DSCN2645DSCN0013compost bins




















Compost is an essential component of urban gardening.  The Garden of Union runs a large  (14 ton annually) system in cooperation with the Park Slope Food Coop. Claudia Joseph has been the site coordinator since 2005.  The bins were designed and constructed by Open Road NY.  This compost system is open to all members. To join the Garden of Union visit: www.thegardenofunion.com

The Old Stone House  partnered with Brooklyn Botanic Garden in 2009 to construct 3 mega-bins at MS 51,.  We use these for our annual pumpkin smash and in cooperation with restaurants as a study for the MS 51 Science Fair. Cafe Martin supplies ample amounts of coffee. The Old Stone House has 3 custom, extra-sturdy bins and started receiving material in our educational Farm garden in May 2014 from the park Slope Food coop.  Thanks to a grant from Citizen's Committee for NYC and major support from the Park Slope Food Coop without whom this would not have been attainable. Special thanks to our designer/carpenters Lloyd Hicks and Tom Twente and to Joe Holtz and Phil Collosi at PSFC.

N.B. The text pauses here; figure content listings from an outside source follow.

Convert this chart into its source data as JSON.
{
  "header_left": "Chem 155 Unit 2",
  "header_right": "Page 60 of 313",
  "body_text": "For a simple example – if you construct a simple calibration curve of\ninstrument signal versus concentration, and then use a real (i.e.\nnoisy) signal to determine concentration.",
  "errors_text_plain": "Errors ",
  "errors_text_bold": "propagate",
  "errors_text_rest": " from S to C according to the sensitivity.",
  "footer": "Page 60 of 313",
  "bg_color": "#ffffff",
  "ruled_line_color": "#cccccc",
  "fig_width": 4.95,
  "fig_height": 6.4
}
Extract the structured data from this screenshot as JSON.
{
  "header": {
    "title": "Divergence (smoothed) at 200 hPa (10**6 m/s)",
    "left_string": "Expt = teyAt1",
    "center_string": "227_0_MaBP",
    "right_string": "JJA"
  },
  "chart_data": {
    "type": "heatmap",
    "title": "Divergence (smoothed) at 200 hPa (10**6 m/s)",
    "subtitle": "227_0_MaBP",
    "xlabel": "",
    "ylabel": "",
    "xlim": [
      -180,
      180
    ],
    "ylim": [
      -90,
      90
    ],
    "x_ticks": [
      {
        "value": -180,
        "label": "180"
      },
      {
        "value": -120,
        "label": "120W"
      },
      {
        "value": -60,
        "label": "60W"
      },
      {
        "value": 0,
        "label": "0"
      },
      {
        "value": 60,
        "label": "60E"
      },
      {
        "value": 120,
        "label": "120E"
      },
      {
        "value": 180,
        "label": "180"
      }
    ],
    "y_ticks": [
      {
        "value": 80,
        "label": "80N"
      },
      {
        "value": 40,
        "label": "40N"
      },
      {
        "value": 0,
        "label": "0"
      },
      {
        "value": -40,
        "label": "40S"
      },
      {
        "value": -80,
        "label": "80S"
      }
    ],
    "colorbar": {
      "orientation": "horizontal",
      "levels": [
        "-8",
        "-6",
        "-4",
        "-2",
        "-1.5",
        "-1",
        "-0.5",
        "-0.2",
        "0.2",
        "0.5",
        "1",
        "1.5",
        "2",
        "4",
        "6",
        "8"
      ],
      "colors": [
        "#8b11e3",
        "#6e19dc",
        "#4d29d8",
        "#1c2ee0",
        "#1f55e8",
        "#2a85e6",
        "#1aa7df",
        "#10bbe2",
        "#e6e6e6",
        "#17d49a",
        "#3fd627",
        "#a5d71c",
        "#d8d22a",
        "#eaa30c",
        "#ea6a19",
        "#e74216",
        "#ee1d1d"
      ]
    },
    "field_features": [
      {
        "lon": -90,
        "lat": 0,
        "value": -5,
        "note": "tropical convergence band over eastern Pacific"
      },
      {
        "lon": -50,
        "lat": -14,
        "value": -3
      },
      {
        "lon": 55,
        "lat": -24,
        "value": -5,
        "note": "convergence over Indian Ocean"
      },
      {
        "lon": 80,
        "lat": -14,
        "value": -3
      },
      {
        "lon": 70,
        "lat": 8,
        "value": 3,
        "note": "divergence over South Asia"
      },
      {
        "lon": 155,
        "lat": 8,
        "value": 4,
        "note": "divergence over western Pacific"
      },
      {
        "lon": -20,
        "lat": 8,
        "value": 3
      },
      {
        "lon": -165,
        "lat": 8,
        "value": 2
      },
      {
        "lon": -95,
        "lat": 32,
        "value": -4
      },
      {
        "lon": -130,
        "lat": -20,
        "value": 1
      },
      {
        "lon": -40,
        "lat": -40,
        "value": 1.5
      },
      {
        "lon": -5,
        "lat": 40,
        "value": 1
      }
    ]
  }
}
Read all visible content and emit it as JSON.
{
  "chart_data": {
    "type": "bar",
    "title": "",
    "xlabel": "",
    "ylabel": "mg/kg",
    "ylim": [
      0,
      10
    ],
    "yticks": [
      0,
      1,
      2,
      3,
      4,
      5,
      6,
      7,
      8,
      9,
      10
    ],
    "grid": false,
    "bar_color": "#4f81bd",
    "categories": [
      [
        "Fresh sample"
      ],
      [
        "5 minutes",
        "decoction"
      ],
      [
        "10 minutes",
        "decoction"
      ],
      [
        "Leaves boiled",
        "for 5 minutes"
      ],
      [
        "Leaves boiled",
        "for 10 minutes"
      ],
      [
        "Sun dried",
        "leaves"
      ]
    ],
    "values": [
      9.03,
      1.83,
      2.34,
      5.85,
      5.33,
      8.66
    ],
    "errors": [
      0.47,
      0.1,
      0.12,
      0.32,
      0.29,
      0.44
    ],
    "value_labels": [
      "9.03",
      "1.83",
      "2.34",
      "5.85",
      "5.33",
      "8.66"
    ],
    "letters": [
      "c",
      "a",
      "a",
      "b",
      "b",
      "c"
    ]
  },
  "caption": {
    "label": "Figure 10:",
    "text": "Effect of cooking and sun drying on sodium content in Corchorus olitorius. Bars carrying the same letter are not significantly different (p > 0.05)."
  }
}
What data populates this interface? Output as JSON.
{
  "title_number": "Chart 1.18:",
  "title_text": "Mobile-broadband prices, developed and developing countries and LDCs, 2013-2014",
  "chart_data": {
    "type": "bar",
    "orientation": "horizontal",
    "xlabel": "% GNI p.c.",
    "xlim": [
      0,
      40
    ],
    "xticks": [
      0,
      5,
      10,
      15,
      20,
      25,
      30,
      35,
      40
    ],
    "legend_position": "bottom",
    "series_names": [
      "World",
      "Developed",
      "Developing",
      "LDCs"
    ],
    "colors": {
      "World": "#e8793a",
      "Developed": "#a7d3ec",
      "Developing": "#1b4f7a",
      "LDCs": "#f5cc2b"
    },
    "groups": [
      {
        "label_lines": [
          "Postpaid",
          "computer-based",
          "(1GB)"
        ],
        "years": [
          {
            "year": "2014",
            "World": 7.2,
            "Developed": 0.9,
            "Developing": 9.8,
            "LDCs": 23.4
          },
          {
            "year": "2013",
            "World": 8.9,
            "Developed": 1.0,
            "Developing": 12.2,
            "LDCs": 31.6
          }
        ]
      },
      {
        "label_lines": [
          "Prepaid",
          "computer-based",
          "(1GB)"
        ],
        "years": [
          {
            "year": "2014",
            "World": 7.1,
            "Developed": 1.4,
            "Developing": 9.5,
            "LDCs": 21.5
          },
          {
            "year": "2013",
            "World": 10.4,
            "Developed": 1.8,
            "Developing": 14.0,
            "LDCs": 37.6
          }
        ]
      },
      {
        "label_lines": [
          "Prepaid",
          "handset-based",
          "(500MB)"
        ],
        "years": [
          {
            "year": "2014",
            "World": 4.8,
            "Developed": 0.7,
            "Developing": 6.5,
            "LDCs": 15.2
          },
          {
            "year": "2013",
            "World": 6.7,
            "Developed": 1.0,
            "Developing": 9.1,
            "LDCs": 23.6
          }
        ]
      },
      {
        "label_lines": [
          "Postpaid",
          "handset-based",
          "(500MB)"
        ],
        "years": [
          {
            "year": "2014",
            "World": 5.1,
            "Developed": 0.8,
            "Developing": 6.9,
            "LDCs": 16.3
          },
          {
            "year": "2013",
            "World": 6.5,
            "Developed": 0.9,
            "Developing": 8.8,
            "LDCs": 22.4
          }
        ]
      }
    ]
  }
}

Chop or shred all raw materials.

Mix the carbon and nitrogen together in equal parts. (Many books say 80/20 but you should tinker with the ratio).

Nitrogen is in all fresh organic material – green leaves, grass, weeds and food scraps. It is present in fresh coffee grounds and manure.  
Carbon becomes the dominat material when materials dry out: the nitrogen moves into the air and the materials become more carbon based as they dry.  Brown leaves, sawdust, paper and nut husks all are high in carbon content.
Nitrogen is often referred to as "green" material and carbon as "brown".  This is a general guideline and there are some exceptions.  Another way to think of it is that nitrogen is "wet" and carbon is "dry" organic material.

Use additional carbon material, as necessary.

Trouble-shooting Guide

Bugs = too much nitrogen or a wet condition.

Odor? not enough air. Not enough carbon.

No break-down?  Too much carbon or not chopped enough.  May need water.

Whole foods will remain whole for many months. Entry points for bacteria are key to decomposition.

What not to compost:

Anything greasy

Feces of animals that eat meat

Large items that do not break down: Wheat grass mats, flower arrangements, coconut shells

Starch – can be used but does not benefit the system.

Egg shells look like litter in the landscape, you may wish to grind them first.

Soil – use it in the landscape.

For urban systems, omit all meat and eggs. Most materials will decompose eventually.

To maintain hygienic systems in urban areas, be cautious and monitor your bin regularly.

Turning will speed the decomposition process and help control odor by introducing air into the system.

When you are finished adding material, always cover it with a layer of carbon material so that nitrogen material is not visible. This inhibits both odor and insect activity.

There is always another point to add – observe your system often!

An even amount of mixed browns and greens.
The more you chop and mix the faster it works.
No greasy stuff or starch.
Some moisture and air!

A square of cardboard on top helps to keep insects away.